“Daddyma, do you know of any ghosts?” asked Nina
Nina’s grandma propped herself on her cottony white pillow and turned around to look at Nina.
“Have met a couple of them in my days,” she said rolling her eyes.
Nina sat up excitedly, her eyes wide. She cuddled up next to her daddyma.
“Tell me! Tell me!” Nina pressed.
Daddyma cleared her throat.
“When your father was around 10, that’s your age, every summer we used to drive down from Bombay to Madras…”
“Was grandpa also there then?” Nina interrupted.
“Yes dear. Your grandpa passed away when your Papa was in college. This happened a number of years before that. Now where was I?”
“You used to drive down from Bombay to Madras. Every summer.”
“Yes. Yes. Your papa, Grandpa, the driver, the nanny and I . It was a long drive, nearly three to four days and we had to stop at this motel for the night.”
“That’s where you met the ghost?”
“It haunted your room?”
“Not exactly. Grandpa and I didn’t sleep in our room. I spotted a cockroach under the bed and you know how terrified I’m of those creatures.”
Daddyma shuddered and then continued, “I insisted that we sleep in the hallway. So we pulled out all the bedding and camped outside our room.”
“All of you fit there? Must have been a big place”
“No, no, no. Only grandpa and I slept there. Your papa and the nanny were in a different room and the driver slept in the car. I couldn’t get any sleep wondering if there were cockroaches crawling around in the hallway. That’s when I heard it.”

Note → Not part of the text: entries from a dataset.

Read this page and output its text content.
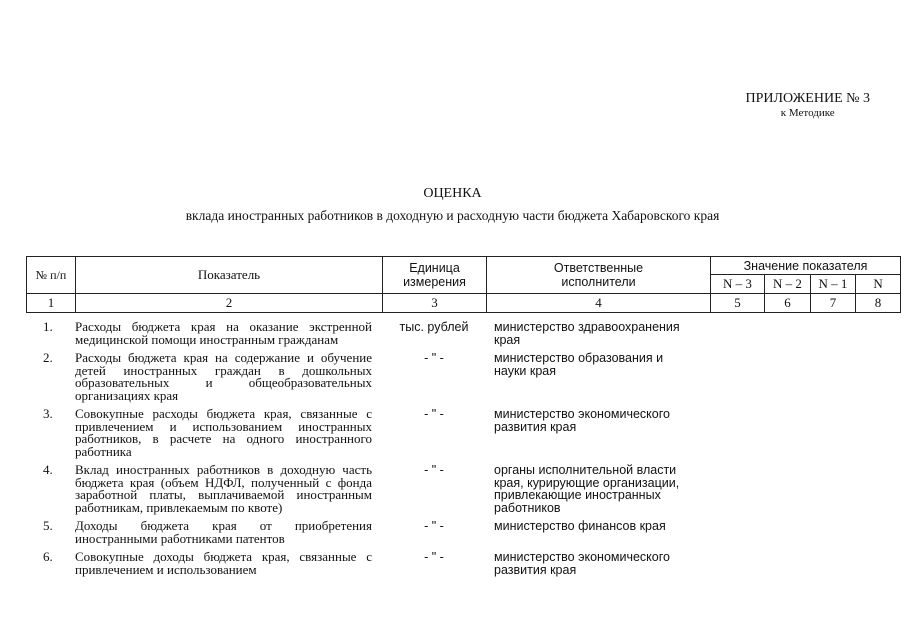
ПРИЛОЖЕНИЕ № 3
к Методике
ОЦЕНКА
вклада иностранных работников в доходную и расходную части бюджета Хабаровского края
№ п/п	Показатель	Единица измерения	Ответственные исполнители	Значение показателя			
				N – 3	N – 2	N – 1	N
1	2	3	4	5	6	7	8
1.	Расходы бюджета края на оказание экстренной медицинской помощи иностранным гражданам	тыс. рублей	министерство здравоохранения края
2.	Расходы бюджета края на содержание и обучение детей иностранных граждан в дошкольных образовательных и общеобразовательных организациях края	- " -	министерство образования и науки края
3.	Совокупные расходы бюджета края, связанные с привлечением и использованием иностранных работников, в расчете на одного иностранного работника	- " -	министерство экономического развития края
4.	Вклад иностранных работников в доходную часть бюджета края (объем НДФЛ, полученный с фонда заработной платы, выплачиваемой иностранным работникам, привлекаемым по квоте)	- " -	органы исполнительной власти края, курирующие организации, привлекающие иностранных работников
5.	Доходы бюджета края от приобретения иностранными работниками патентов	- " -	министерство финансов края
6.	Совокупные доходы бюджета края, связанные с привлечением и использованием	- " -	министерство экономического развития края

“What? The ghost?” asked Nina, her grip on her grandma’s hand tightened.
“Hmm. But I didn’t know it was a ghost. I heard footsteps coming up the wooden stairs and thought it was some other guest at the motel. Then my toes felt wet. I opened my eyes and I saw a man standing over me, clad in a swimsuit, his wet towel hanging from his arm and the water was dripping on my feet. I jumped up to my feet wondering what it was he wanted with us.”
“ ‘I think you’re occupying my room,’ he said in a heavy British accent.”
“ ‘I think you’re mistaken. This room was vacant when we moved in. Perhaps, it’s another room you are looking for.’ I offered.”
“ ‘Is this room number 301?,’ he said gruffly”
“ ‘Yes,’ I said.”
“ ‘Then it’s my room,’ he growled.”
“ ‘I think there has been some mix- up mister…?’”
“ ‘Harris. George Harris.’”
“ ‘Mrs. Menon,’ I said and stuck out my hand.”
“Mr. Harris shirked away and said menacingly, ‘ I don’t shake hands with dirty Indians’.”
“My blood boiled and if he weren’t taller than I and not half as well built I would have punched him in the face.”
“Daddyma!” said Nina disbelievingly. She couldn’t imagine her frail little grandma smacking an Englishman.
“ Anyway, he kept insisting that it was his room and I insisted that it was not and told him to take it up with the manager- if he was awake. I then heard him muttering and thumping his way down the steps. That was the last I saw of him.”
“How did you know he was a ghost?” asked Nina.
“ The next morning we asked the manager about it and he said there was no one by that name staying at the motel. Grandpa said I must have dreamt about it but I was pretty sure I didn’t. I asked the staff to look up their guest books and later that day they found his name in a very old guest book. He stayed there during the Indian freedom struggle and was shot by an Indian in room number 301.”